Criminals who are very cautious often clean a crime scene by wiping away visible blood and fingerprints. But prints formed of trace amounts of blood, which are invisible to the naked eye, could still be there.
Fingerprint patterns made in the blood are clearly visible on aluminum foil (left) and painted wood (right) when developed with a fluorescent polymer. Image Credit: Adapted from ACS Applied Materials & Interfaces 2021.
Although dyes can be used to detect such hidden prints, they do not work well on some surfaces. Scientists have now created a fluorescent polymer that makes high-contrast images by binding to blood in a fingerprint—without any damage to DNA also found on the surface. The polymer has been described in ACS Applied Materials & Interfaces.
Fingerprints constitute crucial forensic evidence since their loops, whorls, and arches are exclusive to each person. These patterns do not change with aging. During violent crimes, the fingerprints of a culprit inked in the blood can be difficult to visualize, specifically if they attempt to clean the scene.
Therefore, researchers often use dyes to unravel such pieces of evidence. However, a few of them necessitate complex methods to create the images, and busy backgrounds can muddle the investigation. Moreover, certain textured surfaces like wood make identification very difficult.
Fluorescent compounds can improve the contrast between fingerprints and the surface on which they get deposited. But achieving a good, stable image requires these molecules to form strong bonds with molecules found in the blood.
Thus, Li-Juan Fan, Rongliang Ma, and colleagues intended to develop a simple means to bind a fluorescent polymer to blood proteins to enable them to detect clear fingerprints on several different surfaces.

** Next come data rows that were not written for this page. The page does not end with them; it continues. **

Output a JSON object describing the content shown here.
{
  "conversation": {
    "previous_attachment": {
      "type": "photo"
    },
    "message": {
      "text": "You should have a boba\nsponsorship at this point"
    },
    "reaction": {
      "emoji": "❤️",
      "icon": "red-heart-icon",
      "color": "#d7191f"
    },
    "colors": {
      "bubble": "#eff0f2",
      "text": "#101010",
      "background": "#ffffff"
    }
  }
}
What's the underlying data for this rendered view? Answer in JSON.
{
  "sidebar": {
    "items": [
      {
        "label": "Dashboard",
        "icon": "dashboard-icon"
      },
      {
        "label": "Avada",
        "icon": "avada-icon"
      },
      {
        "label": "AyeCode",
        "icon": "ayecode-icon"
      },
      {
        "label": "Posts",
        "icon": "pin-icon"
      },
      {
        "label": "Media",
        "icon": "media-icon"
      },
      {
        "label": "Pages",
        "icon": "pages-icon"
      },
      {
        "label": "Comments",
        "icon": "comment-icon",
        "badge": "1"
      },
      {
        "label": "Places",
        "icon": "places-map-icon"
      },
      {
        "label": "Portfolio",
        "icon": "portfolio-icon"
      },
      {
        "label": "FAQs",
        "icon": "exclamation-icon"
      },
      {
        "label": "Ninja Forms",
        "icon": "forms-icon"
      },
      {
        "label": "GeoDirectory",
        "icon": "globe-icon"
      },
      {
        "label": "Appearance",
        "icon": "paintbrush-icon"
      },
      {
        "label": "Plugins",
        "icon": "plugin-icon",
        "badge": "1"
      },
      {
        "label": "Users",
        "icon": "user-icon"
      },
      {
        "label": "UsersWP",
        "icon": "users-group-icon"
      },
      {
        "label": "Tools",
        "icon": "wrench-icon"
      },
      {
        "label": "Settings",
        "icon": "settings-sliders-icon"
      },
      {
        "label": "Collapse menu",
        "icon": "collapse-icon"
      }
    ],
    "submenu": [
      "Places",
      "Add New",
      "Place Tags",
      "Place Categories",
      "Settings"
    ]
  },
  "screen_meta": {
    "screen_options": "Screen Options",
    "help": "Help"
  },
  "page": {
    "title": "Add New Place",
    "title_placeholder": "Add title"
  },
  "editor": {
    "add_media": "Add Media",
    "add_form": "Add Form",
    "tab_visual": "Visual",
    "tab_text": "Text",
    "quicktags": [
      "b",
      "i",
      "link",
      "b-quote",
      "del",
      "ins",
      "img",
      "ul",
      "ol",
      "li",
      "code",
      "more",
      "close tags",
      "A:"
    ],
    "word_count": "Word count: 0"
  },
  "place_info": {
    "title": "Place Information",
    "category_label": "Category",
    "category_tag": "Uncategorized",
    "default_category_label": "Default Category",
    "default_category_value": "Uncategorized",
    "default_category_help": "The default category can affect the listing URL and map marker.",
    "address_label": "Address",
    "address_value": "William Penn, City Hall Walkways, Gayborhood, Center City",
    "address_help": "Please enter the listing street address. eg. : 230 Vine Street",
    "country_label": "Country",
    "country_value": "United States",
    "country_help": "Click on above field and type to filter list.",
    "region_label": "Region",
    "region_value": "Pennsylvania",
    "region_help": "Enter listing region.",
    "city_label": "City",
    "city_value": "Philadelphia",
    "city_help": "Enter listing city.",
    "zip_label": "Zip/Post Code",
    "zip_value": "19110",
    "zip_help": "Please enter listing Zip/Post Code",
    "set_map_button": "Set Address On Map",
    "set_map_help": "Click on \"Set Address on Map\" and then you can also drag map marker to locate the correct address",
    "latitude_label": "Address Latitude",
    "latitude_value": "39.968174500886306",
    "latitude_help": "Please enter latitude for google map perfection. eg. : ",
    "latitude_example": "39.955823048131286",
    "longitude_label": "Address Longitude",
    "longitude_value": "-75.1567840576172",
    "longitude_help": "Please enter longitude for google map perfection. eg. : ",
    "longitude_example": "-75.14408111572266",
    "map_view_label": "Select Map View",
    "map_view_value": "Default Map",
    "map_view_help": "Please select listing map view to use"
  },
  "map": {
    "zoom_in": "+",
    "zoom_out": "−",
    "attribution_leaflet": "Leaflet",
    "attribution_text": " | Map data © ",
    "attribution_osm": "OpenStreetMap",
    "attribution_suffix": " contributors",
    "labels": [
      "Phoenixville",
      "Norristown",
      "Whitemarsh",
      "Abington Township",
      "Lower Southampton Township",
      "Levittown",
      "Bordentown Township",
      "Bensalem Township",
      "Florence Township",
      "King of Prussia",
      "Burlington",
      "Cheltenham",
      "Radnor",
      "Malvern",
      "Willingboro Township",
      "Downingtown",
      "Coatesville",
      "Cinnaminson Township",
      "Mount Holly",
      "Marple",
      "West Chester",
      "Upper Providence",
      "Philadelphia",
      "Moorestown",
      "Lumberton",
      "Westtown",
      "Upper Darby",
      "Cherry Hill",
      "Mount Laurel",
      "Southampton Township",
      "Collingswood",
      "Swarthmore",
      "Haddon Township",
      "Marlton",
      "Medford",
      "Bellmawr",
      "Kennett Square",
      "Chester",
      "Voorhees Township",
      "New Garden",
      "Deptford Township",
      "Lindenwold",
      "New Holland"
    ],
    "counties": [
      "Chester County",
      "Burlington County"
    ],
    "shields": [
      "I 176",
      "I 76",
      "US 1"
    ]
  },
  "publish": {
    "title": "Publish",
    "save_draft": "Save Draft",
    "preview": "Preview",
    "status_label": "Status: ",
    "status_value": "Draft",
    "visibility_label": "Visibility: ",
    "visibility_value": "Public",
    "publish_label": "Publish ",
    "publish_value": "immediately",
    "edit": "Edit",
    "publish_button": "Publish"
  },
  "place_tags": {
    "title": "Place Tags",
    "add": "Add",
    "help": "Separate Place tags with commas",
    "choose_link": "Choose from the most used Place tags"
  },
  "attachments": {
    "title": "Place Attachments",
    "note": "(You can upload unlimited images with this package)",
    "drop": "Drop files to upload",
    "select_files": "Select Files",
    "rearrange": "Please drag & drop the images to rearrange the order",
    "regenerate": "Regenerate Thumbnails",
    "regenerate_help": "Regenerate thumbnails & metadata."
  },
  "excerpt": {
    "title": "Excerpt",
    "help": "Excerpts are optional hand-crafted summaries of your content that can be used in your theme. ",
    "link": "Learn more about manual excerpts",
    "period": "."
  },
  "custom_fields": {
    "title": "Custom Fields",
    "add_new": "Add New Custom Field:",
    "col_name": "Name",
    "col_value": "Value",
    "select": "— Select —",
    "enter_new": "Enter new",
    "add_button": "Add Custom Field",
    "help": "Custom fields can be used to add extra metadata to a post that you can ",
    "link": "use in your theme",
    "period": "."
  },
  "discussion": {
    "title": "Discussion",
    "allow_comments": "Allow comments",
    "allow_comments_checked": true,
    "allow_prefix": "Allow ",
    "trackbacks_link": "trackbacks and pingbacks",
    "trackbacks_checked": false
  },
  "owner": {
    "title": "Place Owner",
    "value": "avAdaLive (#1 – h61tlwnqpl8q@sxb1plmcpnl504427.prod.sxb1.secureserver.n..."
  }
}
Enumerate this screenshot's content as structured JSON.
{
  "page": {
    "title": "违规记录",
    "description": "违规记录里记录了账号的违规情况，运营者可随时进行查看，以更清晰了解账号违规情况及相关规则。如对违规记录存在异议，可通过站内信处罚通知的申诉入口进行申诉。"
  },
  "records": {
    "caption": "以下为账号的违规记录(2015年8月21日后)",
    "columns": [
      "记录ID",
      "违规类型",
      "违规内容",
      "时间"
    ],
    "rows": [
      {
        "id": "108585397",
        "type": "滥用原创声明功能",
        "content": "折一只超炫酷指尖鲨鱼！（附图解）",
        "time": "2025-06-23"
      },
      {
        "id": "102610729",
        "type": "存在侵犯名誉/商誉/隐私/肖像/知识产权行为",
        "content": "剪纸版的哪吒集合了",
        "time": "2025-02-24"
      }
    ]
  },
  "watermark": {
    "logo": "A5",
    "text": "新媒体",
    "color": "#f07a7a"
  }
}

The team altered a yellow-green fluorescent polymer developed earlier by them by adding a second amino group. This enabled the formation of stable bonds between the polymer and blood serum albumin proteins.
The polymer was dissolved and absorbed into a cotton pad, which was positioned on top of prints made of chicken blood on different surfaces, for example, painted wood, aluminum foil, and multicolored plastic.
The pad was peeled off after a few minutes and allowed to air-dry. All of the surfaces exhibited high contrast between the background and blood under blue-violet light and unraveled details, such as sweat pores, ridge endings, whorls, and short ridges.
These delicate patterns could be differentiated when the prints were contaminated with dust and mold. The patterns lasted for at least 600 days in storage. In a different set of experiments, a piece of human DNA was found to remain intact after being combined with the polymer. This indicates that any genetic material identified after processing a print could still be investigated to further identify a suspect, noted the researchers.
Fan, Z., et al. (2021) Highly Stable, Nondestructive, and Simple Visualization of Latent Blood Fingerprints Based on Covalent Bonding Between the Fluorescent Conjugated Polymer and Proteins in Blood. ACS Applied Materials & Interfaces. doi.org/10.1021/acsami.1c00710.